As the opinion polls proved accurate and Emmanuel Macron proceeded to the second round of the French presidential election the mood of the Pound Euro exchange rate soured.
Investors were encouraged by the unsurprising nature of the results, leading to increased bets that Macron will comfortably beat National Front leader Marine Le Pen in the final run-off.
Confidence in the Pound, meanwhile, remained limited thanks to a fresh dip in the Rightmove house price index.
Further downside pressure came from the latest raft of Confederation of British Industry (CBI) business surveys, with sentiment found to have deteriorated on the month.
Particularly discouraging was a sharp slump in the second quarter business optimism index, which weakened from 15 to just 1.
Although this was not a return to the negative readings that dominated 2016 this softening in confidence still dented demand for the Pound.
With the snap general election set to dominate the domestic outlook for the next few weeks business sentiment is unlikely to improve in the near term, particularly as so many questions remain over the issue of Brexit.
As Theresa May has maintained a hard line of rhetoric on the matter it seems unlikely that a larger Conservative majority could result in a softer exit as markets have been betting.
This left the GBP EUR exchange rate generally lacking in support in the face of the Euro’s sharp relief rally, even as some of the initial bullishness of investors faded.
Demand for the single currency is likely to remain elevated in the near term, even though the result of the final vote is still far from being a complete certainty.
As Tim Riddell, research analyst at Westpac, noted:
‘Political uncertainty in EU may continue to unsettle markets into the German elections in September and there is still a relatively large possibility of Italian elections being called later this year (Italian elections have to take place in spring of 2018 if not before).’
Confidence in the Euro could also diminish in response to the European Central Bank’s (ECB) latest policy meeting, with policymakers likely to maintain a relatively dovish outlook on monetary policy.

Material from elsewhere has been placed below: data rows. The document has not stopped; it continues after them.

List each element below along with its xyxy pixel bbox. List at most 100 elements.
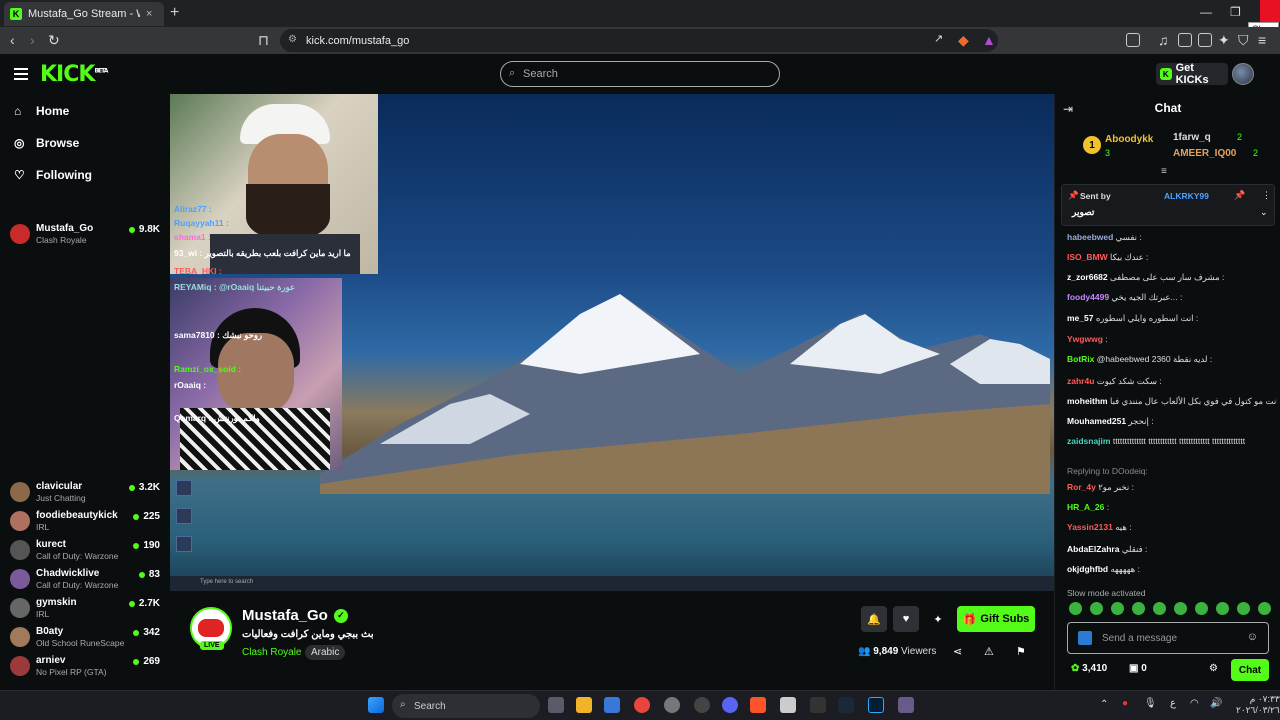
sidebar-toggle-icon[interactable]	[1178, 33, 1192, 47]
gift-subs-button[interactable]: 🎁 Gift Subs	[957, 606, 1035, 632]
chrome-icon[interactable]	[634, 697, 650, 713]
emote-icon[interactable]	[1216, 602, 1229, 615]
chat-username[interactable]: okjdghfbd	[1067, 564, 1108, 574]
get-kicks-button[interactable]: K Get KICKs	[1156, 62, 1228, 86]
chat-username[interactable]: zahr4u	[1067, 376, 1094, 386]
search-input[interactable]: ⌕ Search	[500, 61, 780, 87]
chat-username[interactable]: moheithm	[1067, 396, 1108, 406]
task-view-icon[interactable]	[548, 697, 564, 713]
system-clock[interactable]: ٠٧:٣٣ م ٢٠٢٦/٠٣/٢٦	[1236, 694, 1280, 716]
brave-rewards-icon[interactable]: ▲	[982, 32, 996, 48]
more-options-icon[interactable]: ⚑	[1016, 645, 1026, 658]
chat-input[interactable]: Send a message ☺	[1067, 622, 1269, 654]
chat-username[interactable]: BotRix	[1067, 354, 1094, 364]
share-icon[interactable]: ↗	[934, 32, 943, 45]
gift-counter[interactable]: ▣ 0	[1129, 663, 1147, 674]
emote-icon[interactable]	[1195, 602, 1208, 615]
unpin-icon[interactable]: 📌	[1234, 190, 1245, 201]
capcut-icon[interactable]	[810, 697, 826, 713]
brave-shield-icon[interactable]: ◆	[958, 32, 969, 49]
photoshop-icon[interactable]	[868, 697, 884, 713]
video-player[interactable]: Type here to search Aliraz77 : Ruqayyah1…	[170, 94, 1054, 591]
music-icon[interactable]: ♫	[1158, 32, 1169, 48]
tab-close-icon[interactable]: ×	[146, 8, 152, 20]
minimize-icon[interactable]: —	[1200, 5, 1212, 19]
emote-icon[interactable]	[1174, 602, 1187, 615]
kick-logo[interactable]: KICKBETA	[40, 62, 108, 87]
openai-icon[interactable]	[664, 697, 680, 713]
steam-icon[interactable]	[694, 697, 710, 713]
volume-icon[interactable]: 🔊	[1210, 698, 1222, 709]
emote-icon[interactable]	[1258, 602, 1271, 615]
sidebar-channel[interactable]: gymskin IRL 2.7K	[10, 596, 160, 622]
sidebar-channel[interactable]: clavicular Just Chatting 3.2K	[10, 480, 160, 506]
wifi-icon[interactable]: ◠	[1190, 698, 1199, 709]
leader-name[interactable]: 1farw_q	[1173, 132, 1211, 143]
sidebar-channel[interactable]: Chadwicklive Call of Duty: Warzone 83	[10, 567, 160, 593]
steam-client-icon[interactable]	[838, 697, 854, 713]
nav-following[interactable]: ♡ Following	[14, 168, 92, 182]
nav-home[interactable]: ⌂ Home	[14, 104, 69, 118]
bookmark-icon[interactable]: ⊓	[258, 32, 269, 49]
wallet-icon[interactable]	[1198, 33, 1212, 47]
chat-username[interactable]: Ywgwwg	[1067, 334, 1103, 344]
back-icon[interactable]: ‹	[10, 32, 15, 48]
emoji-icon[interactable]: ☺	[1247, 631, 1258, 643]
emote-icon[interactable]	[1153, 602, 1166, 615]
user-avatar[interactable]	[1232, 63, 1254, 85]
chevron-down-icon[interactable]: ⌄	[1260, 207, 1268, 218]
menu-icon[interactable]: ≡	[1258, 32, 1266, 48]
chat-username[interactable]: habeebwed	[1067, 232, 1113, 242]
taskbar-search[interactable]: ⌕ Search	[392, 694, 540, 718]
stream-category[interactable]: Clash Royale	[242, 647, 301, 658]
leader-name[interactable]: Aboodykk	[1105, 134, 1153, 145]
follow-heart-button[interactable]: ♥	[893, 606, 919, 632]
chat-username[interactable]: ISO_BMW	[1067, 252, 1108, 262]
vpn-icon[interactable]: ⛉	[1238, 32, 1249, 49]
maximize-icon[interactable]: ❐	[1230, 5, 1241, 19]
notification-bell-button[interactable]: 🔔	[861, 606, 887, 632]
emote-icon[interactable]	[1111, 602, 1124, 615]
address-bar[interactable]: ⚙ kick.com/mustafa_go	[280, 29, 998, 52]
send-chat-button[interactable]: Chat	[1231, 659, 1269, 681]
share-icon[interactable]: ⋖	[953, 645, 962, 658]
chat-username[interactable]: Yassin2131	[1067, 522, 1113, 532]
chat-username[interactable]: foody4499	[1067, 292, 1109, 302]
report-icon[interactable]: ⚠	[984, 645, 994, 658]
chat-username[interactable]: z_zor6682	[1067, 272, 1108, 282]
emote-icon[interactable]	[1090, 602, 1103, 615]
emote-icon[interactable]	[1237, 602, 1250, 615]
app-icon[interactable]	[898, 697, 914, 713]
chat-username[interactable]: zaidsnajim	[1067, 436, 1110, 446]
streamer-name[interactable]: Mustafa_Go ✓	[242, 607, 348, 624]
chat-username[interactable]: Ror_4y	[1067, 482, 1096, 492]
windows-start-icon[interactable]	[368, 697, 384, 713]
browser-tab[interactable]: K Mustafa_Go Stream - Watch Mustafa_Go ×	[4, 2, 164, 26]
sidebar-channel[interactable]: kurect Call of Duty: Warzone 190	[10, 538, 160, 564]
microphone-icon[interactable]: 🎙	[1144, 698, 1157, 709]
emote-icon[interactable]	[1069, 602, 1082, 615]
language-tag[interactable]: Arabic	[305, 645, 346, 660]
leader-name[interactable]: AMEER_IQ00	[1173, 148, 1236, 159]
chat-username[interactable]: me_57	[1067, 313, 1093, 323]
settings-gear-icon[interactable]: ⚙	[1209, 663, 1218, 674]
notepad-icon[interactable]	[780, 697, 796, 713]
emote-icon[interactable]	[1132, 602, 1145, 615]
store-icon[interactable]	[604, 697, 620, 713]
chat-username[interactable]: HR_A_26	[1067, 502, 1104, 512]
discord-icon[interactable]	[722, 697, 738, 713]
chevron-up-icon[interactable]: ⌃	[1100, 699, 1108, 710]
chat-username[interactable]: Mouhamed251	[1067, 416, 1126, 426]
pin-sender[interactable]: ALKRKY99	[1164, 191, 1209, 201]
tray-app-icon[interactable]: ●	[1122, 698, 1128, 709]
pinned-message[interactable]: 📌 Sent by ALKRKY99 تصوير 📌 ⋮ ⌄	[1061, 184, 1275, 226]
reload-icon[interactable]: ↻	[48, 32, 60, 49]
site-info-icon[interactable]: ⚙	[288, 34, 297, 45]
screenshot-icon[interactable]	[1126, 33, 1140, 47]
language-indicator[interactable]: ع	[1170, 698, 1176, 709]
hamburger-menu-icon[interactable]	[14, 68, 28, 80]
sidebar-channel[interactable]: B0aty Old School RuneScape 342	[10, 625, 160, 651]
leo-ai-icon[interactable]: ✦	[1218, 32, 1230, 49]
expand-leaderboard-icon[interactable]: ≡	[1161, 166, 1167, 177]
file-explorer-icon[interactable]	[576, 697, 592, 713]
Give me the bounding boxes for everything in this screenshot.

If the ECB continues to talk down the possibility of its quantitative easing program being tapered in the near future then the GBP EUR exchange rate could find a rallying point.
Even so, a strong showing from April’s German and Eurozone consumer price index reports could keep the Euro on a stronger footing against its rivals.
On the other hand, any signs of increased hawkishness amongst ECB policymakers may encourage investors to continue piling into the single currency.